I'm Bob Karson with the Discovery Files, from the National Science Foundation.

(Sound effect: operating room sounds, heart monitor) A common part of many surgical procedures involves connecting tubular structures such as blood vessels, urinary tract or bowel -- say, after removing part of an intestine and reconnecting the remaining ends. Creating the connection has been done the same way for about the last half-century: using sutures or surgical staples.

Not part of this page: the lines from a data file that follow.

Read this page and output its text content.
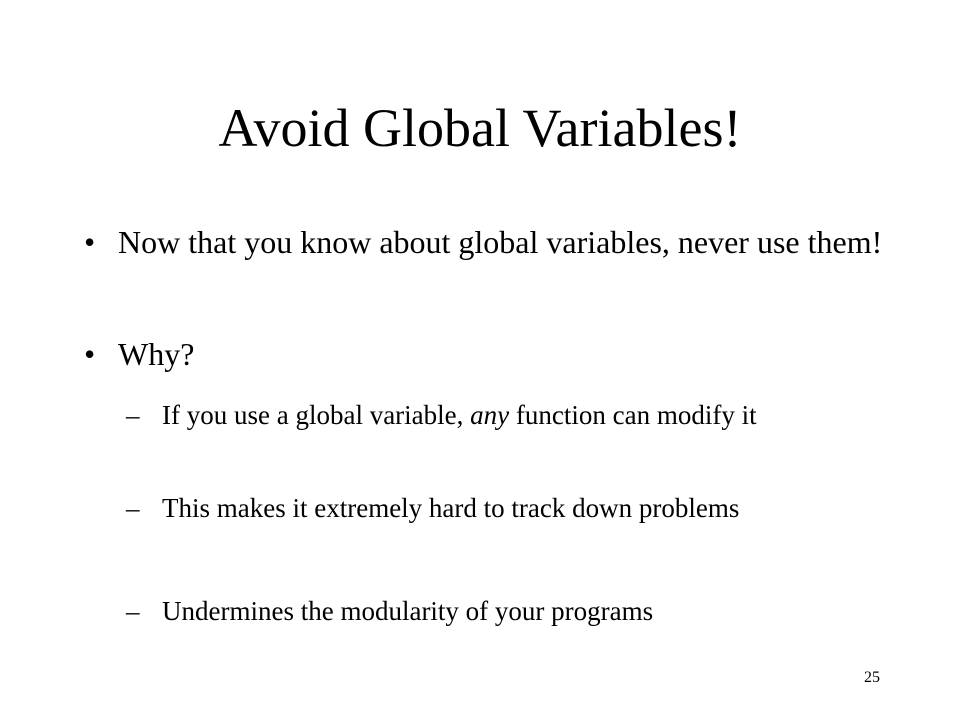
Avoid Global Variables!
• Now that you know about global variables, never use them!
• Why?
– If you use a global variable, any function can modify it
– This makes it extremely hard to track down problems
– Undermines the modularity of your programs
25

Now, an experimental device developed by the University of California, San Francisco, provides a safe, simple, time-saving way to join the two ends using the force of magnetic attraction. Called a Magnamosis™ device, it houses two magnets: one concave, one convex, so they fit smoothly together. The two are drawn to one another because they have different polarities.

A magnet is placed in each side of the tube to be connected. The magnets pull the two ends together, compressing the tissue between them and blocking blood flow. The tissue between the magnets dies off, and a hole forms where the dead tissue was. Once the surrounding area heals and the connection is fully formed, the magnets fall through the hole and are excreted by the body.

No sutures, no staples. And the procedure takes about 25 to 35 minutes. Patients in proof-of-concept clinical trials had no complications such as leaking or bleeding.

The Laws of Attraction, pulling together for the future of medicine.